The Fed led the way in “tailoring” the rules. While the law only ordered relief for lenders with up to $250 billion in assets, Quarles used discretionary powers the law afforded the Fed to extend relief to banks with up to $700 billion in assets.
Quarles’ successor is likely to reconsider that discretionary relief which could be reversed without crossing lawmakers, said analysts.
BANK ‘LIVING WILLS’
The 2018 law also directed the Fed to reduce the frequency with which big banks must file “living wills” detailing how they could be safely wound down in a crisis.
Again, Quarles went further than prescribed by Congress, allowing banks with up to $700 billion in assets to submit a full plan once every six years rather than annually as previously required.
‘VOLCKER RULE’ REWRITE
Implementing the “Volcker Rule,, which curbs banks from engaging in speculative investments on their own account, has been among the most contentious regulatory projects to emerge from the financial crisis a decade ago.

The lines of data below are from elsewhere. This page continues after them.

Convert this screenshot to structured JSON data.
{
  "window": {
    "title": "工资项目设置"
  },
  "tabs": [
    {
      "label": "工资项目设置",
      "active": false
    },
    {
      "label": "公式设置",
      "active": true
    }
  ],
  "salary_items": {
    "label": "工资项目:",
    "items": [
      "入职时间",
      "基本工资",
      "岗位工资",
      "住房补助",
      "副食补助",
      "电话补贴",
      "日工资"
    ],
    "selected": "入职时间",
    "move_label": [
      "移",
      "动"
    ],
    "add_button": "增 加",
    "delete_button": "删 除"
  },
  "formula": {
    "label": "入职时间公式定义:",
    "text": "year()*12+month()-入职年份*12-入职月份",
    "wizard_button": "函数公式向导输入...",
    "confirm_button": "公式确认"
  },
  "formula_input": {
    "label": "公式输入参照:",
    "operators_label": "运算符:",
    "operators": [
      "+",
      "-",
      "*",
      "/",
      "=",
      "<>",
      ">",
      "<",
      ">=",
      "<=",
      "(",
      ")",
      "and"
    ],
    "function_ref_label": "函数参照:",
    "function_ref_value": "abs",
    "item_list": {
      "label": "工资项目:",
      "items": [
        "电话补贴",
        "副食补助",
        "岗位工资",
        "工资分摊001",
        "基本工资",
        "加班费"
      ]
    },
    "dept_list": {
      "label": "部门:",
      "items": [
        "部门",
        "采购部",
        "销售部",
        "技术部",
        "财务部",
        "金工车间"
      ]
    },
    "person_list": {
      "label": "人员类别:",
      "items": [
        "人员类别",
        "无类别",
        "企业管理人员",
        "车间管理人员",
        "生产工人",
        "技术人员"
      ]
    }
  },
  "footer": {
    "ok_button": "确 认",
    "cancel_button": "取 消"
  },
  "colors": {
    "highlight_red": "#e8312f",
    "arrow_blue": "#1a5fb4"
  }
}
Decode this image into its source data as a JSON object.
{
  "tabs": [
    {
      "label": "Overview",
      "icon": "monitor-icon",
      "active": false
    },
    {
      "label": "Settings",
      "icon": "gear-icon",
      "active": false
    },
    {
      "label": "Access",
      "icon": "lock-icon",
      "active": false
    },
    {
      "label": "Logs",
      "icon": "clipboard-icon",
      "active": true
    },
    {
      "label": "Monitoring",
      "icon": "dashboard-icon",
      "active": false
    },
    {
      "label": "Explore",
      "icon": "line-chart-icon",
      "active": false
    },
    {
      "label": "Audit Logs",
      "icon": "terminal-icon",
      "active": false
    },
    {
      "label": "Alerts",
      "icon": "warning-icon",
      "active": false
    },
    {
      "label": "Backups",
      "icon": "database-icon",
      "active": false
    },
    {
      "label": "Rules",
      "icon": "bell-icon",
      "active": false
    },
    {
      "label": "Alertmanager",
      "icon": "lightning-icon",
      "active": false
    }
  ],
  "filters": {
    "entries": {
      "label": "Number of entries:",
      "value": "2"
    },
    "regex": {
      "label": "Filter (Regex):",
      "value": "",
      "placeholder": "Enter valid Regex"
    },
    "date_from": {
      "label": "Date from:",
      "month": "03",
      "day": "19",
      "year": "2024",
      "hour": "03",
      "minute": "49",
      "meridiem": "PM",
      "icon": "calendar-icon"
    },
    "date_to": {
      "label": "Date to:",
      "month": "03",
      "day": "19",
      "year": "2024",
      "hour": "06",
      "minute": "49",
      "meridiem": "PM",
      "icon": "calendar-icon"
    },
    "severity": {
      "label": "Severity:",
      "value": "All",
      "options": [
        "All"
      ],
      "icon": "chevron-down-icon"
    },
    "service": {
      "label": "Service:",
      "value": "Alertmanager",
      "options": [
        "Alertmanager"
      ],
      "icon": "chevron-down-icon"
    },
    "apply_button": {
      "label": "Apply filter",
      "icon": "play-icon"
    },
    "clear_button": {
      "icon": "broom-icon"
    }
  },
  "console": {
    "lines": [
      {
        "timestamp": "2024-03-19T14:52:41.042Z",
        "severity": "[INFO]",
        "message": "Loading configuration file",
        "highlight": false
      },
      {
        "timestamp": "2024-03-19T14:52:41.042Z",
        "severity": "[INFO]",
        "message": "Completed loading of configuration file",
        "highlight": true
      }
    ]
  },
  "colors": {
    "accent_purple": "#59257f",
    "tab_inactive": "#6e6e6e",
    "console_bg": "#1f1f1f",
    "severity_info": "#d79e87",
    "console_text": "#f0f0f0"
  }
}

Streamlining that hugely complex rule was a priority for Quarles when he joined the Fed, but it still took two-and-a-half years for the Fed and four other regulators to finish rewriting it.
Critics said the changes put the financial system at risk, but reviewing them would suck up a lot of resources, say analysts.
STRESS TESTS
Quarles made a number of changes to big banks’ “stress tests,, the annual health checks that are often the biggest constraint for lenders, determining their capital requirements.
He tried to make the tests, which banks long criticized as opaque and subjective, more predictable and transparent.
Most notably, he did away with the Fed’s power to flunk banks based on “qualitative” rather than quantitative grounds.
Many analysts expect Quarles’ replacement to toughen up this cornerstone of the Fed’s bank oversight, potentially including by ordering lenders to set aside enough cash to cover eight quarters of future dividend payments, up from the current four.
INTER-AFFILIATE SWAPS
While many of Quarles’ changes targeted smaller and mid-sized banks, one was a direct victory for Wall Street lenders.
In 2020 the Fed and other regulators agreed to reduce the amount of collateral banking organizations must set aside to safeguard certain swap trades between their affiliates, freeing up roughly $40 billion dollars, according industry estimates.
Critics have warned the change could encourage banks’ to accumulate large risky swap positions and have said the Fed should review it.